What strongly unites the ideas of gay pride and abortion pride are the reality that the groups that both represent have faced society’s sex-related shaming practices. Gay people once had to hide their true sexual orientation or risk arrest, psychiatric diagnosis, or worse. Women trying to end their pregnancies face a stigma that very much comes from their attempts to escape the “natural” punishment for illicit sexual contact.

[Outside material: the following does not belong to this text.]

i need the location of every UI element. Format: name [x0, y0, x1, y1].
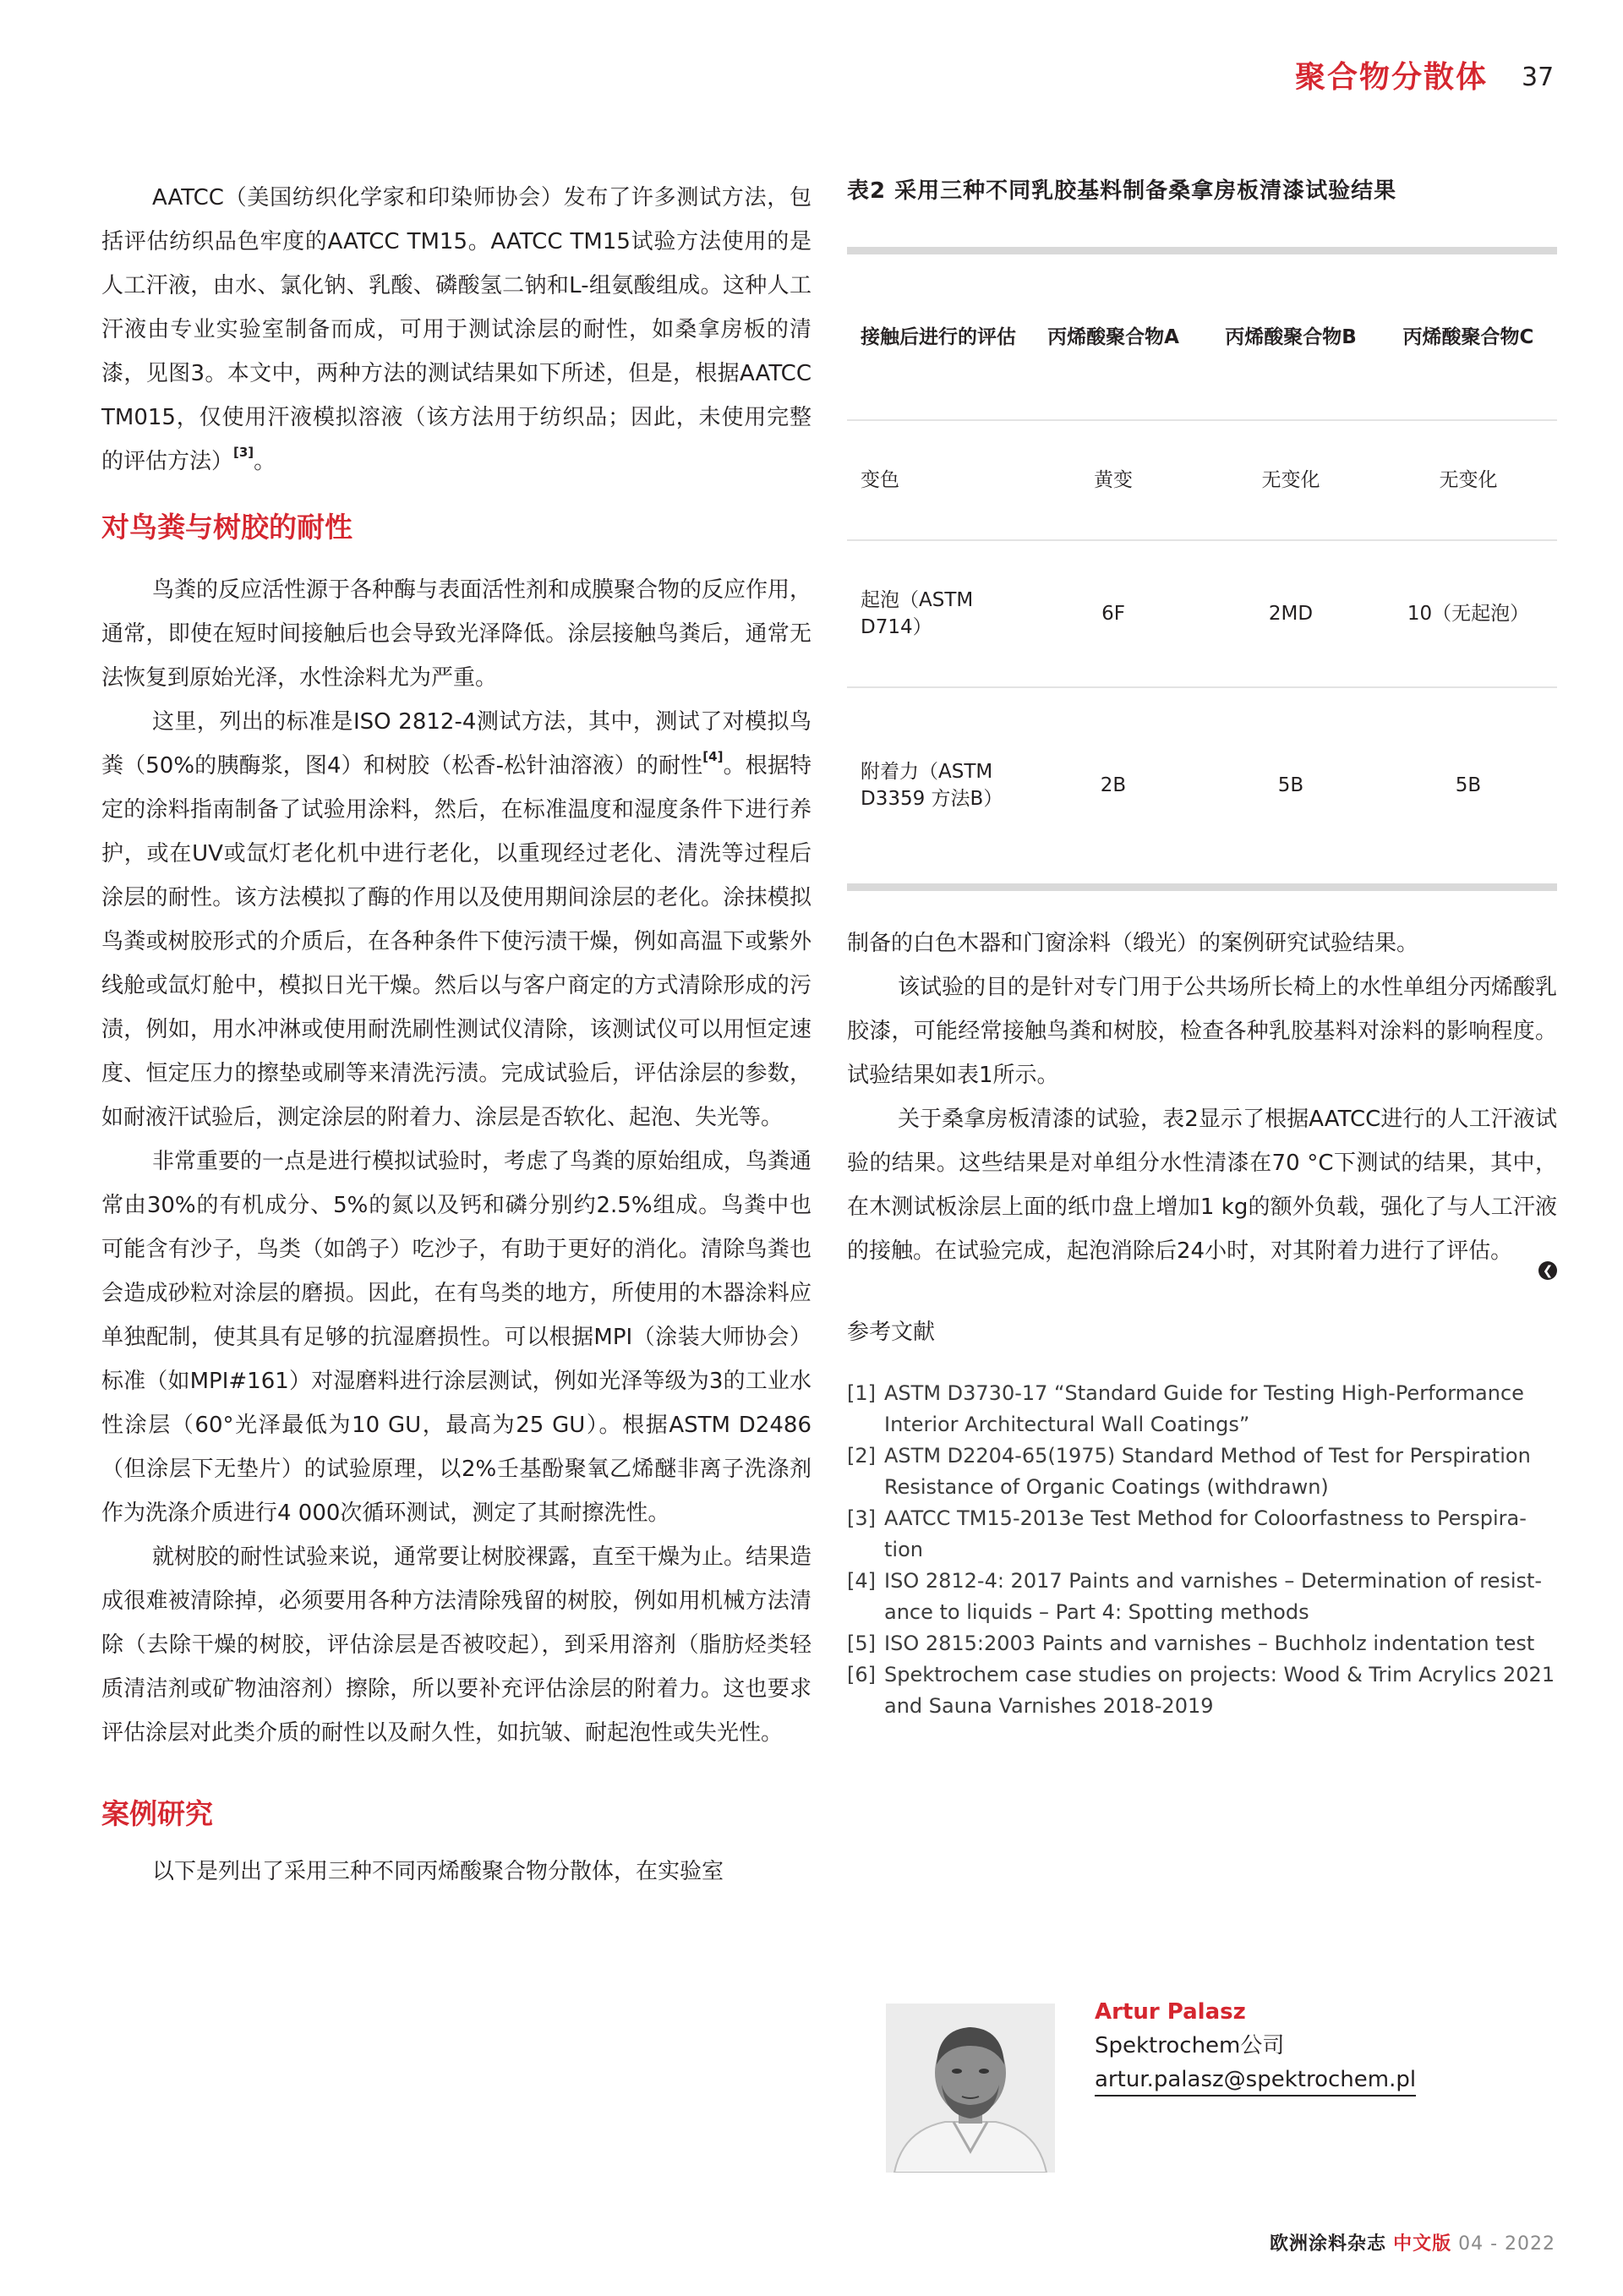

Beyond the shame that pride helps to overcome, it is also true that our sexual relationships and our decisions about having or choosing not to have children are the sorts of things we all feel a desire to talk about. We want to tell our friends and family about the person we are dating, no matter what that person’s gender identity or sexual orientation (or our own) might be. To announce, “this is my partner” and have people look at the floor or change the subject is devastating.
On abortion, people who have been through the experience want to be able to say so and to describe what it was like—painful, scary, easy, a relief, or whatever—without attracting judgment, without having to wear the scarlet “A.” As social creatures, most of us need to share our experiences, both positive and negative, with others who will empathize, laugh with us, cry with us, and understand.
If people who have had an abortion keep their mouths shut and speak of it only on a “need to know” basis, they will continue to feel alone, stigmatized, unheard, and misunderstood. They will inevitably find themselves an audience to ignorant people issuing moral nonsense on the subject and wonder whether anyone they know has also been through this experience.
Support groups, for LGBTQIA+ and for people who have had an abortion, can offer some solace. But abortion pride, like gay pride, can reduce the need for specially designated support groups. Learning just how crowded our world is with people just like you is liberating. Being “out and proud” means knowing that whoever you are is okay and makes you just like so many others. Though “safe, legal, and rare” may make sense as an aspiration, its message is an unwelcome one, well left in the trash bin of slogans. Abortion is here, don’t fear, get used to it.